Uygarlaşmanın, yapısallaşmanın Sümer ile başladığı iddia ediliyor. Aslında Marksist sosyoloji de bunu böyle kabul etti. Sümer’i İlk Çağ’da, Orta Çağ’da önemsemedi. Tarihin başlangıcı olarak, “Modern toplum, uygar toplum kapitalizmle ortaya çıktı. Şehirler kapitalizm ile daha fazla büyüdü, anlam ve değer kazandı” diyerek, kapitalizm öncesi yaşamı da çok önemsemedi. Ciddi anlam ifade eden bir yaşam olarak ön görmedi. En büyük toplumsallığın ve yaşamın kapitalizmle geliştiğini düşündü, değerlendirdi ve kabul etti. En büyük yanılgısı da bu oldu.
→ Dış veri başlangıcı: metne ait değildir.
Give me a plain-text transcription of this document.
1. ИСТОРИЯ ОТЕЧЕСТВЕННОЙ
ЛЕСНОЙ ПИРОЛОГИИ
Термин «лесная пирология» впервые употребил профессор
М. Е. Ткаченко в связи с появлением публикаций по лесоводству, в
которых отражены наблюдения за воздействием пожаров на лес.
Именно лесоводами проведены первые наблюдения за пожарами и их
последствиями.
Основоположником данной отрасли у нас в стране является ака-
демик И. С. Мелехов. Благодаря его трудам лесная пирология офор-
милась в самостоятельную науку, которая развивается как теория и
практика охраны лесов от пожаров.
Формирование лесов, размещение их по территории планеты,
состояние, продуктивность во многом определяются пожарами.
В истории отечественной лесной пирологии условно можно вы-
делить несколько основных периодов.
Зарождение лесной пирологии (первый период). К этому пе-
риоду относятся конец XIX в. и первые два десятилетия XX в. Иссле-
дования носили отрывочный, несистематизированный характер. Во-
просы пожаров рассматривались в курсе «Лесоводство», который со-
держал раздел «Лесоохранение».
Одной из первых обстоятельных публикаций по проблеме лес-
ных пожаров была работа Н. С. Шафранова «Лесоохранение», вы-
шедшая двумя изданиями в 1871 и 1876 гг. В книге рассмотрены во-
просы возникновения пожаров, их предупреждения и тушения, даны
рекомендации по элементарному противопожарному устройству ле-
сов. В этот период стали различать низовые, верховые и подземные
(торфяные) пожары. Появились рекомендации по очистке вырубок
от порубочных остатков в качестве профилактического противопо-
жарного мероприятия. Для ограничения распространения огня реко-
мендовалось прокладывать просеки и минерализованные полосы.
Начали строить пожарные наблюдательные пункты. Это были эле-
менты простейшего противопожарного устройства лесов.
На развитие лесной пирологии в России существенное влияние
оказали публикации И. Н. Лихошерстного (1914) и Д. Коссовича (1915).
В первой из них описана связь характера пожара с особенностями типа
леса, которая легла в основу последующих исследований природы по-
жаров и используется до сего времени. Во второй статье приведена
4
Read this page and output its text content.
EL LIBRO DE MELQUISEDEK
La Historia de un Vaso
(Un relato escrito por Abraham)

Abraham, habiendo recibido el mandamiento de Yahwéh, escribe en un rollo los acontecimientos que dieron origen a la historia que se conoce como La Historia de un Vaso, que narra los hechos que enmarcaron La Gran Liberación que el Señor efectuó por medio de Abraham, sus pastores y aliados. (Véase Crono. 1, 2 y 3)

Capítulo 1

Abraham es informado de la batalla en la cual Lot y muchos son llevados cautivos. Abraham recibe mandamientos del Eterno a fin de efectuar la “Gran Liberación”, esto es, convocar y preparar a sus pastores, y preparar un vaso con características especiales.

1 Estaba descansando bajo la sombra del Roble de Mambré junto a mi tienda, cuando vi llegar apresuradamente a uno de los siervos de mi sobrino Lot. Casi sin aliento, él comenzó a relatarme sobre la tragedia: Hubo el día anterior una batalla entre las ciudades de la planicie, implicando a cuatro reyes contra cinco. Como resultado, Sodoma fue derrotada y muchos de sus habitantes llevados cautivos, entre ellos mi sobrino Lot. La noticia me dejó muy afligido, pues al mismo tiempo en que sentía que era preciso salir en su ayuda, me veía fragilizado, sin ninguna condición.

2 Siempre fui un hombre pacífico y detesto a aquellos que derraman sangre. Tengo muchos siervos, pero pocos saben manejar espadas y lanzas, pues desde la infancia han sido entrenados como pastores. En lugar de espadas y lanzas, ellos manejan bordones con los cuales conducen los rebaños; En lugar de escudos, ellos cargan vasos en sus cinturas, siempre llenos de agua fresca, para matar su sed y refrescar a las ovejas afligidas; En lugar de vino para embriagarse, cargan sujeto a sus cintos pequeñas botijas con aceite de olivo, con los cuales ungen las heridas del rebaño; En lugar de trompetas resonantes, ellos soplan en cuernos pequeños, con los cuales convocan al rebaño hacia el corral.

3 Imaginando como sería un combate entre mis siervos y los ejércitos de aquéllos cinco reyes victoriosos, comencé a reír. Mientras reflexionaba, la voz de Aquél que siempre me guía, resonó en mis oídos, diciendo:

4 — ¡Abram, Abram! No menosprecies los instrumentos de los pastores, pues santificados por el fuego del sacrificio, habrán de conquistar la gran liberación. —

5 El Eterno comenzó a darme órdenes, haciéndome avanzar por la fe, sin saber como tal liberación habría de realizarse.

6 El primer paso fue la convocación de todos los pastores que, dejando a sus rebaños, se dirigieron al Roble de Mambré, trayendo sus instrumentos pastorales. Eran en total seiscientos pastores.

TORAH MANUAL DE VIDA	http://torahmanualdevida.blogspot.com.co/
Toplumsallık, kapitalizm ile gelişmedi. Sümer ile başlayan iktidar ve devlet sistemi, daha önce var olan toplumsallığı daraltmaya, kemirmeye çalışmasına rağmen yok edemedi. İşte kapitalizm, bu toplumsallığı tümden yok etmek için bir saldırı biçimi olarak ortaya çıktı. Bu konuda Marksizm çelişkilidir. Marks’ın kapitalizmin bir bütün olarak topluma saldırı olduğu tanımlamaları da var. Bazı boyutlarda tanımlaması böyledir, ama diğer yandan tarih tezi olarak, devlet ve iktidarı uygarlığın esası olarak görünce, birde bunun kapitalizmle birlikte en büyük gelişimini yaşadığını kabul edilince, artık kapitalizmin bir saldırı olarak görülmesi, tanımlanması çok fazla anlam ifade etmiyor. Diğer tanımlamalar bunları gölgede bırakıyor. Geriye, tarihi devletle başlatan, devletleşmeyi tarihsel toplum gelişimi içerisinde bir sapma olarak görmek yerine, en büyük gelişme hamlesi olarak görme anlayışı kalıyor. Tarih bakış açısındaki en büyük yanılgı böyle ortaya çıkıyor.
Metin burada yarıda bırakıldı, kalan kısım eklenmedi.